Jun 2, 2014

Men and Their Computers: Halt and Catch Fire, Silicon Valley and One-Sided Conversations

By Josh Oakley


According to a New York Times article from earlier this year, twenty percent of software developers are women. As sadly small as that number is, you wouldn’t guess even that high judging by Silicon Valley. The HBO sitcom doesn’t purport itself to be a documentary, but even that distance from reality allows it only so much wiggle room. The show didn’t need to become about the discrepancy in gender in the tech world. But every time the issue arose, it always become a joke swinging its dick in the direction of how funny men are. The few women that did populate this world functioned mostly as objects, from Monica (Amanda Crew) to the girlfriend of Gilfoyle (Martin Starr). It was as if Silicon Valley had its point-of-view set, that all of the tech industry is a sausage party, and made a case around the hypothesis. Instead of exploring the roles of gender, or even glancing at them, the show was comfortable to present one side of a case. And the other side doesn’t seem to be available anywhere on television.

Halt and Catch Fire may, in its future, vocalize this opposition. One of the three leads is female, and her role seems to be capitalizing on the opportunities offered during the tech boom era of the 80’s. But in the first episode, at least, her role is clearly defined as “the token woman” of the group. That’s certainly better than nothing, and allows for commentary in the area of equality, but it’s not necessarily a clear solution. The main reason to be cautious going forward with Catch Fire is the fact that the other central woman spends much of the episode being a nagging wife, trying to keep her husband from his dreams. Her reasoning is solid, but this is a show about moving forward, given its position in time and industry. She comes around in the end, but she does so flatly, leaving the door open for future conflict. Nearly all of her dialogue seems written by those that accused Skylar of being the true villain of Breaking Bad. Halt and Catch Fire does have time to prove itself, and deserves that time, but the arrows don’t seem to be pointed in the right direction.

It’s a matter of coincidence that these two shows have their respective finale and premiere on the same night. But it also allows for a broader discussion of this specific vein of representation, or the lack thereof. The opening story of that aforementioned Times article is chilling, showing the complicated nature of gender equality in the tech industry. It would be ideal, of course, to have this specific viewpoint represented all its own in a show written by a woman about women and for everyone. Unfortunately, given the state of female showrunners, this doesn’t seem like the likeliest path to action. But it’s a vital one, as it is in all of art: the more, different people we have to say things, the more, different things will be said. This should be common sense by now, but clearly is not.

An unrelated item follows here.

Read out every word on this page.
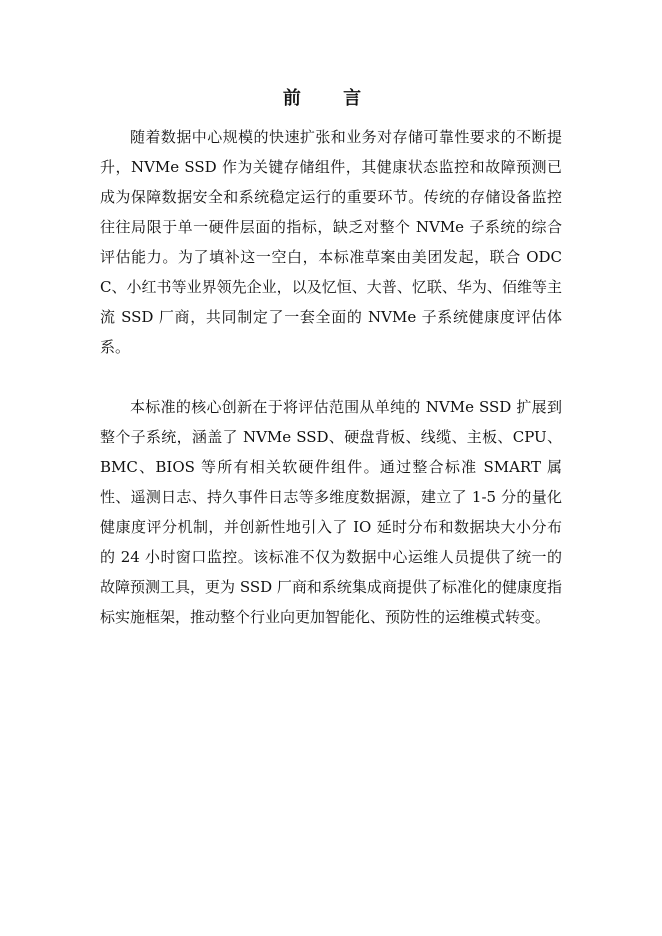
前 言

随着数据中心规模的快速扩张和业务对存储可靠性要求的不断提升，NVMe SSD 作为关键存储组件，其健康状态监控和故障预测已成为保障数据安全和系统稳定运行的重要环节。传统的存储设备监控往往局限于单一硬件层面的指标，缺乏对整个 NVMe 子系统的综合评估能力。为了填补这一空白，本标准草案由美团发起，联合 ODCC、小红书等业界领先企业，以及忆恒、大普、忆联、华为、佰维等主流 SSD 厂商，共同制定了一套全面的 NVMe 子系统健康度评估体系。

本标准的核心创新在于将评估范围从单纯的 NVMe SSD 扩展到整个子系统，涵盖了 NVMe SSD、硬盘背板、线缆、主板、CPU、BMC、BIOS 等所有相关软硬件组件。通过整合标准 SMART 属性、遥测日志、持久事件日志等多维度数据源，建立了 1-5 分的量化健康度评分机制，并创新性地引入了 IO 延时分布和数据块大小分布的 24 小时窗口监控。该标准不仅为数据中心运维人员提供了统一的故障预测工具，更为 SSD 厂商和系统集成商提供了标准化的健康度指标实施框架，推动整个行业向更加智能化、预防性的运维模式转变。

So, the temporary solution comes in the form of the current, male writers at least attempting to understand other walks of life. Mike Judge clearly knows how to create female characters of value, but Silicon Valley keeps slipping past any real development. The fact that, as the plot seems to be progressing, more will needed to be added to the cast is a good opportunity for change. Of course, that shift can’t be purely cosmetic. Simply having more women in the background doesn’t do much to change the image the show is presenting (but even that would be a start).

What seems most absurd about the unwillingness to present more voices is the fact that it makes things easier, in all honesty. There are more opportunities for conflict, a larger hiring pool, and plenty of humor to be found in the situation. This is true in both the macro of all television (hire more female showrunners) and the micro of Silicon Valley. The central figure of that Times piece says this of the tech world: “It’s very dangerous for us as a community to say we will only work with people who share our beliefs.” She’s absolutely correct, and though she’s giving a reason for her return to that field, the other side should be thinking the same thing. There is a clear gender problem in programming field. But there’s also something wrong with how the matter is reflected in popular culture. In the simplest of computer language, it’s safe to say that in 2014 it’s time: </gender inequality> for those in the industry and those holding up the mirror.